Michelle Bernstein is back with something new — but it’s nothing like her restaurant Michy’s.
The James Beard award-winning chef and her chef-husband have partnered with a longtime elite Miami bartender to open a new lounge in Little Havana. And the vibe is classic, old-world Cuba.
Café La Trova, which quietly opened Jan. 17 with limited hours and menu, is meant to evoke elegant pre-Castro Cuban cocktail bars, down to the cantineros mixing drinks in tuxedo shirts and bowties. Call Café La Trova the Cuban cousin to the award-winning bar Sweet Liberty, the Miami Beach bar Bernstein and her husband, David Martinez, co-own. The new spots opens with regular hours Jan. 28.
“It’s very thoughtful, and you feel it the second you walk in,” Bernstein said.
If it feels authentic it’s because of her partner in this venture, Julio Cabrera, the mind behind the elegant Regent Cocktail Club in Miami Beach. He grew up in his father’s bar behind their home in the Cuban province of Matanzas. Here, the live band plays classic Cuban songs and the well-dressed waiters may well lead you in a merengue, if you wish.
Meanwhile, the best way to enjoy it are with Bernstein’s finger foods to keep the party going (and a coffee bar where pastelitos are kept warm all night).
Café La Trova plucks the best of what Cabrera and Bernstein do and put it all in one place.
During the day, it’s a coffee bar and sandwich shop, with all day empanadas, croquetas, pastelitos and desserts.
At night, it changes into eveningwear and transforms into a classic lounge with heartier dishes, music, a Cuban vibe and drinks to match.
Expect spins on daiquiris and mojitos — with plenty of whimsy. (One drink is served on a wooden chancleta, a tribute to abuela’s favorite weapon.)
Out back is a second bar with a distinctly ’80s vibe at night, doubling during the day as cantinero school for bartenders in training.
“The food is totally wrapped around his Cuban sensibility,” Bernstein said.
She took inspiration for the menu from Cabrera. His father, Israel Cabrera, sold almost all his worldly possessions to buy the cafe and bar that butted up against their island home in the 1950s. He called the place Café El Sacrificio.
It was the family’s livelihood until the bar itself was sacrificed to the Cuban government, which took it over, as it did all private businesses, after the 1959 revolution.
“And just like that, one day, they showed up and took everything from the refrigerator to the coffee makers,” Cabrera remembered. “I remember them putting the yellow tape over the door.”
Cabrera’s fathers salvaged precious items from that bar — including the metal sign with the bar’s name — and held onto them for decades, spiriting them to Miami. Cabrera promised him until the day he died in 2015 that he would hang that sign in his own bar someday.
Those items now adorn Café La Trova, a bar that Cabrera has been working toward since he left Cuba in 2001.
“Unfortunately, I couldn’t bring him here, but I know his spirit is present,” Cabrera said.
An agricultural engineer with a degree from the University of Matanzas, Cabrera instead turned to Cuba’s life-raft hospitality economy in the late 1980s and studied tourism — particularly the buttoned-down culture of Cuban bartending.
He learned to match the elegance and presence of bartenders with a close-cropped haircuts and impeccable attire with precisely made cocktails.
That took him around the world as a brand ambassador for Cuba’s Havana Club rum (a company whose right to the name has long been disputed by the Bacardi family in exile, which produces a rum by the same name).
He met Bernstein and her husband David Martinez on a project in Mexico in 2004 and later handled all the drinks at Bernstein’s award-winning Michy’s.

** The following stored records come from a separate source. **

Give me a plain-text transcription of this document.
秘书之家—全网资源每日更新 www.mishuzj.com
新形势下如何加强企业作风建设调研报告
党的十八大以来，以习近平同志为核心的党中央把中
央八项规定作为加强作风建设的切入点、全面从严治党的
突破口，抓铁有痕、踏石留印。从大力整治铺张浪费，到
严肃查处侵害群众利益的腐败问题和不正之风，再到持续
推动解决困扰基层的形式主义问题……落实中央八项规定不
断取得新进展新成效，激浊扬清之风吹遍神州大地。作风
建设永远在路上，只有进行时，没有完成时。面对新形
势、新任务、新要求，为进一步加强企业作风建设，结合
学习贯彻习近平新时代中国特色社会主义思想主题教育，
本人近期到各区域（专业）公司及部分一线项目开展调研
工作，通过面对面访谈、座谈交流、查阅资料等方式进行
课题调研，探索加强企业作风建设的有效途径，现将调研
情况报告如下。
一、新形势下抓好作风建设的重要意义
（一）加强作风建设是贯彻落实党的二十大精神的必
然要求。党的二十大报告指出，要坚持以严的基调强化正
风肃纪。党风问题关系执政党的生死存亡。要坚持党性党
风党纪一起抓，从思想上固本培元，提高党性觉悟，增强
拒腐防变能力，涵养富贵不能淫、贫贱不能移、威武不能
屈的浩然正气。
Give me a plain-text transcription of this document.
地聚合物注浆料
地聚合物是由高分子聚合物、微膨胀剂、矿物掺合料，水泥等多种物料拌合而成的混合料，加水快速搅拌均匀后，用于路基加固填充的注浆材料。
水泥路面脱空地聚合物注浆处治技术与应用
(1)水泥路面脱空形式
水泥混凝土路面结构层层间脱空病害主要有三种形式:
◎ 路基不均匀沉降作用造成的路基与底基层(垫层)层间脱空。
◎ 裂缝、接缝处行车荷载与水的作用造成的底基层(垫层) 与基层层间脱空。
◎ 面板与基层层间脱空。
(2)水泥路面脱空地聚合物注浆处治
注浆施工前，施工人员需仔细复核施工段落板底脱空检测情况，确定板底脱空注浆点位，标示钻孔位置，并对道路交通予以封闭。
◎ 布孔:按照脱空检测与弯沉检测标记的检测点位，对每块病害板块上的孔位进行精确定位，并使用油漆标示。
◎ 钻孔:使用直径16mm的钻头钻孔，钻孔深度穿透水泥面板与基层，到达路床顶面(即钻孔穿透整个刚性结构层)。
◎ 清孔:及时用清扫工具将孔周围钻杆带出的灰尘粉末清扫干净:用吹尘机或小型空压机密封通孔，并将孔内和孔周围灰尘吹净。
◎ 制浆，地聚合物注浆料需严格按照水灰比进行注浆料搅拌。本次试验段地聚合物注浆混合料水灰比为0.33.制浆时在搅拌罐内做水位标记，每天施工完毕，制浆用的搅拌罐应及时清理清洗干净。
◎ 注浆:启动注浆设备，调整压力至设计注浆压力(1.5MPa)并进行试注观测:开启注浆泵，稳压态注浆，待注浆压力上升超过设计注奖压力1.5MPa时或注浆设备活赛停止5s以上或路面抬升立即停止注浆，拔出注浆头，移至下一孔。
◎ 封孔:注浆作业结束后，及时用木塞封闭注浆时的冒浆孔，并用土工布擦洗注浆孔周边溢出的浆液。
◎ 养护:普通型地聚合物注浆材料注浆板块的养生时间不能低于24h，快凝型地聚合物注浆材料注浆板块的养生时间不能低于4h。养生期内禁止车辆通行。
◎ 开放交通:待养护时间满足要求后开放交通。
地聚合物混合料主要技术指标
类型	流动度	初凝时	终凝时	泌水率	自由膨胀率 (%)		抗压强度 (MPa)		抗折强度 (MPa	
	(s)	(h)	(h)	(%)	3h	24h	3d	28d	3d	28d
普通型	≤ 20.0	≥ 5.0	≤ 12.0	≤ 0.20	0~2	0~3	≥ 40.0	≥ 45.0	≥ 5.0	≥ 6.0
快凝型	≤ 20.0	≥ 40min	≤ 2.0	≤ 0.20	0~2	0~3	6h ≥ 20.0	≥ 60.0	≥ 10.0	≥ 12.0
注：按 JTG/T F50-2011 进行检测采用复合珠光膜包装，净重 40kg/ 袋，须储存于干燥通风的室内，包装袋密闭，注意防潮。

He also later collaborated on Sra. Martinez and Cena by Michy.
All of her restaurants eventually closed — the result, partly, of rising rents. Bernstein focused on family (she and Martinez now have a 7-year-old son), creating the menu for Sweet Liberty, catering and her long-running PBS television show, “Check, Please!”
But when Cabrera came to her with his lifelong passion project three years ago, chatting over Cuban cigars and cocktails, she and Martinez hopped on board.
Bernstein poured her heart into the food, down to her mother’s own Flan de Mama. Croquetas, her hallmark at Sra. Martinez, return stuffed with paella, jamon serrano with fig jam for dipping, or a creamy spinach and feta intended to melt on the first bite. Empanadas stuffed with beef, sweet corn and chicken, or roasted calabaza show her Argentine side, the tapas her Spanish influences.
“Everything has Cuban influences but isn’t only Cuban,” Martinez said. “It has all of Michelle’s touches.”
They hope it will become a place for regulars around the clock — a lounge, a bar, a restaurant, a hangout with Little Havana soul.
“I always promised my dad that one day, somewhere in the world, I was going to re-open his bar,” Cabrera said.